Under the terms of the settlement, Chemours is expected to pay the Environmental Protection Agency and West Virginia Department of Environmental Protection a $22.5 million civil penalty over three years, and pump in $90 million over 15 years “to further reduce PFAS emissions and enhance certain existing off-site drinking water programs,” according to a company release.
The company will spend an estimated $60 million installing pollution controls for surface water discharges and air emissions at its West Virginia plant, cover an estimated $280 million in costs to provide clean drinking water for more than a decade to residents of communities around its facilities in West Virginia and New Jersey, and “evaluate options and implement corresponding controls to reduce releases of PFAS and other toxic chemicals from its facility in North Carolina,” according to the U.S. Justice Department.
Gov. Josh Stein expressed doubts about whether North Carolina, one of three states named in the agreement, will actually receive any portion of those funds. “It’s entirely possible that North Carolina doesn’t get a dime from this federal settlement,” Stein said Wednesday afternoon during home visit with a Wilmington-area family that uses a state-funded water filtration system to remove PFAS from their drinking water.
EPA Touts Crackdown on Smuggled Pesticides in L.A. Visit
The Los Angeles Times reported:
The U.S. Environmental Protection Agency is ramping up its enforcement of illegal pesticides smuggled through the ports of Long Beach and Los Angeles, officials said during a visit to L.A. on Thursday. Since President Trump began his second term in January 2025, EPA has blocked more than 2.4 million pounds of illegal pesticides from entering the country, said Lee Zeldin, the agency’s administrator. Much of it comes from China, but some comes from Mexico and, on the East Coast, from Africa.

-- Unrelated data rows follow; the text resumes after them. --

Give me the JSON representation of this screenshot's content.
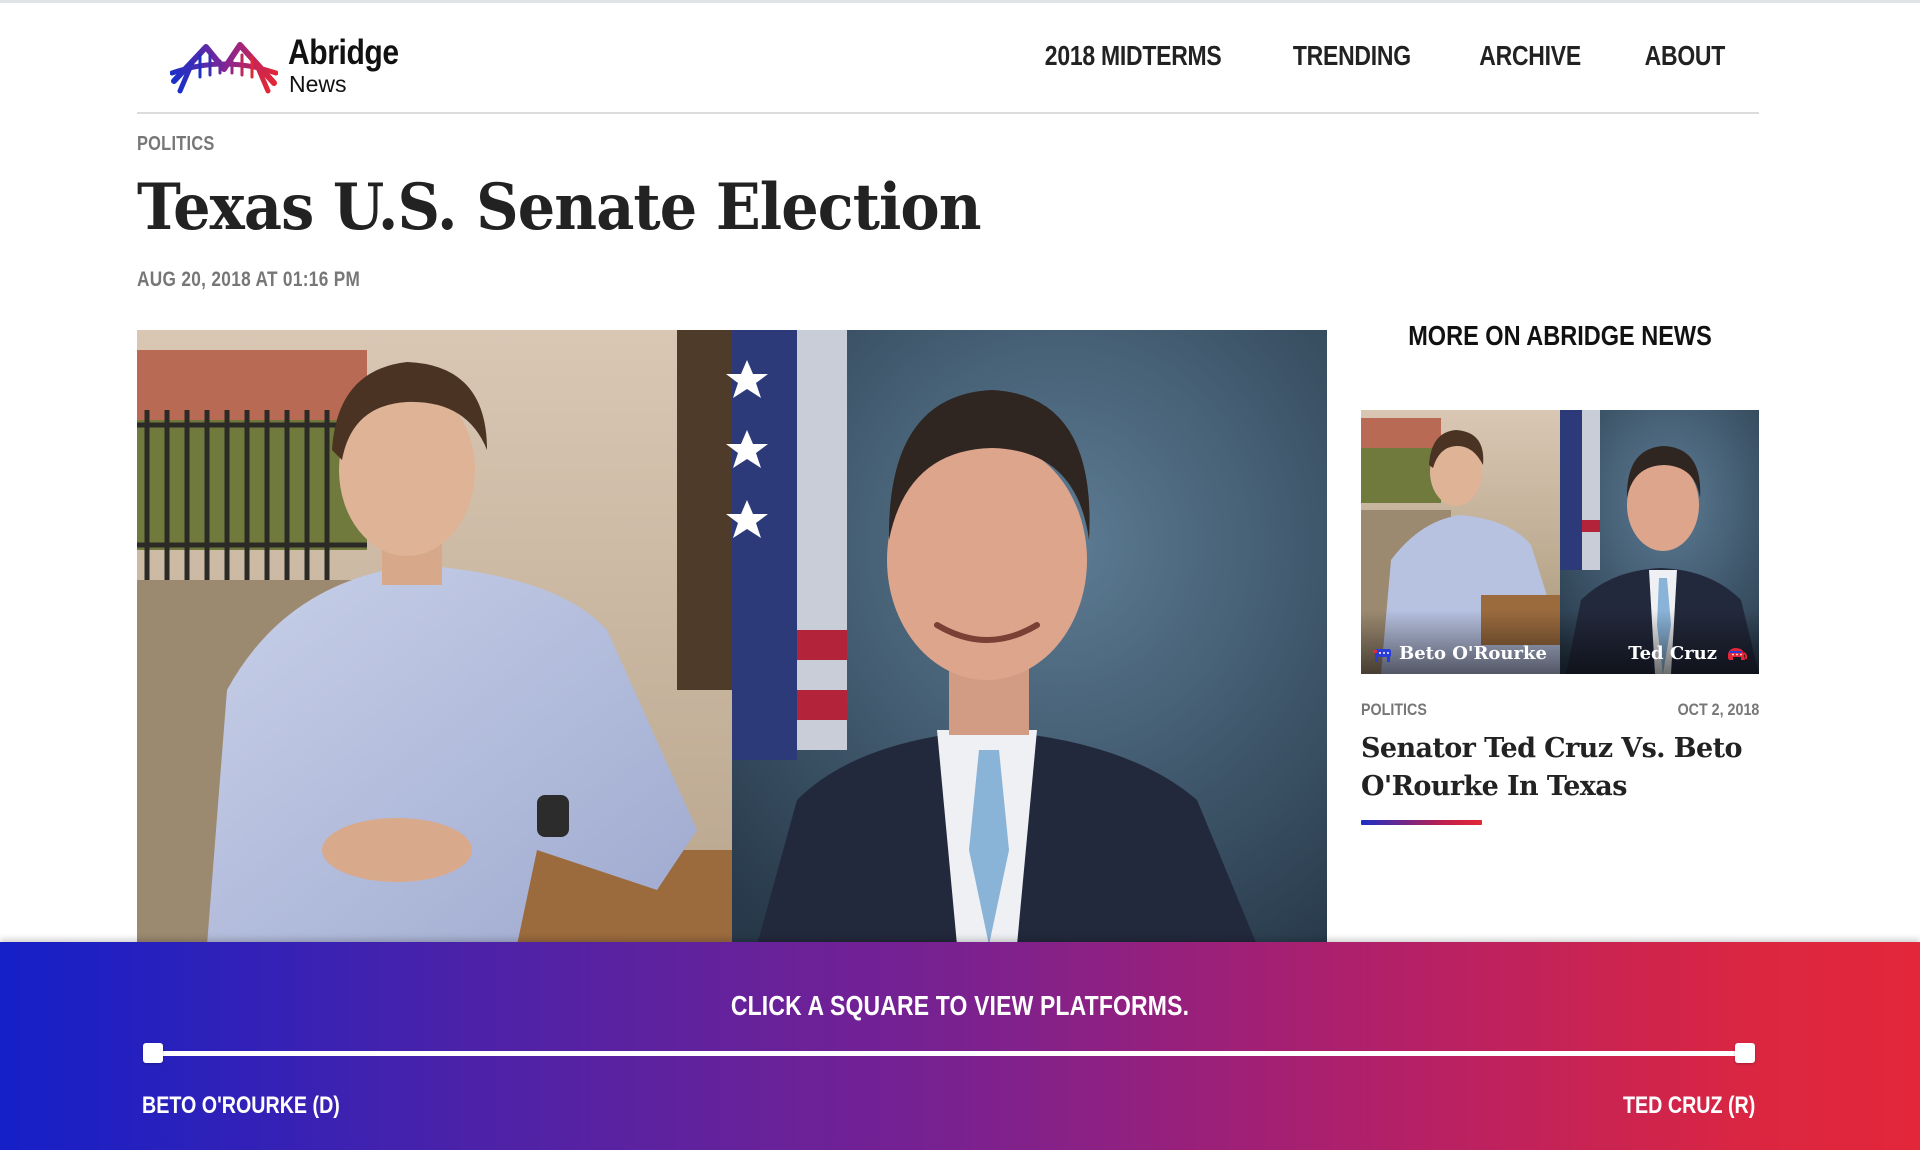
{
  "site": {
    "logo_title": "Abridge",
    "logo_subtitle": "News",
    "brand_blue": "#1c2fc6",
    "brand_red": "#e32737"
  },
  "nav": {
    "items": [
      "2018 MIDTERMS",
      "TRENDING",
      "ARCHIVE",
      "ABOUT"
    ]
  },
  "article": {
    "category": "POLITICS",
    "title": "Texas U.S. Senate Election",
    "dateline": "AUG 20, 2018 AT 01:16 PM"
  },
  "sidebar": {
    "heading": "MORE ON ABRIDGE NEWS",
    "card": {
      "left_caption": "Beto O'Rourke",
      "right_caption": "Ted Cruz",
      "left_icon": "democrat-donkey-icon",
      "right_icon": "republican-elephant-icon",
      "category": "POLITICS",
      "date": "OCT 2, 2018",
      "title": "Senator Ted Cruz Vs. Beto O'Rourke In Texas"
    }
  },
  "platform_bar": {
    "instruction": "CLICK A SQUARE TO VIEW PLATFORMS.",
    "left_label": "BETO O'ROURKE (D)",
    "right_label": "TED CRUZ (R)",
    "gradient_start": "#1520c8",
    "gradient_end": "#e3263a"
  }
}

“We’re very alarmed by any chemical that anyone would seek to bring into this country that our own government hasn’t had the opportunity to vet, to research to fully understand,” Zeldin said. “That’s why it’s so important that these products get stopped at the border.” The announcement came just hours after the Supreme Court handed a major victory to the makers of the weedkiller Roundup, shielding it from thousands of lawsuits from states alleging the company failed to warn people the product could cause cancer.
Speaking from a U.S. Customs and Border Protection warehouse in Carson, Zeldin pointed to a white bottle with a yellow label reading “SNIPER” — an illegal pesticide product commonly imported from abroad and sold online — that was recently intercepted at the Port of L.A. complex. Sniper contains dichlorvos, or DDVP, a highly toxic insecticide that is not registered or approved for use in the U.S. It is known to cause neurological problems, convulsions and comas, with children particularly at risk.
Bay Contains Microplastics 10 Times Smaller Than Previously Measured, New Study Finds
A pilot study by the San Francisco Estuary Institute captures plastic particles in the Bay that are 10 times smaller than measured before, the width of a human hair. These smaller microplastics may account for the vast majority of those present in the water.
The study could inform broader research on plastics and human health, coastal ecosystems and the ability of the sea to trap carbon from the earth’s atmosphere. The term “microplastics” encompasses many different materials, said SFEI lead scientist Diana Lin. “They include tire-wear particles and fibers from our clothing,” said Lin.
“It’s from the food that we eat, the air that we breathe. It’s in the dust from our carpets, from ripping plastic items where little particles get threaded.” SFEI has previously measured particles as small as 0.1 millimeter. “Here we’re down to 20 microns (0.02 millimeters),” Lin said about the pilot study.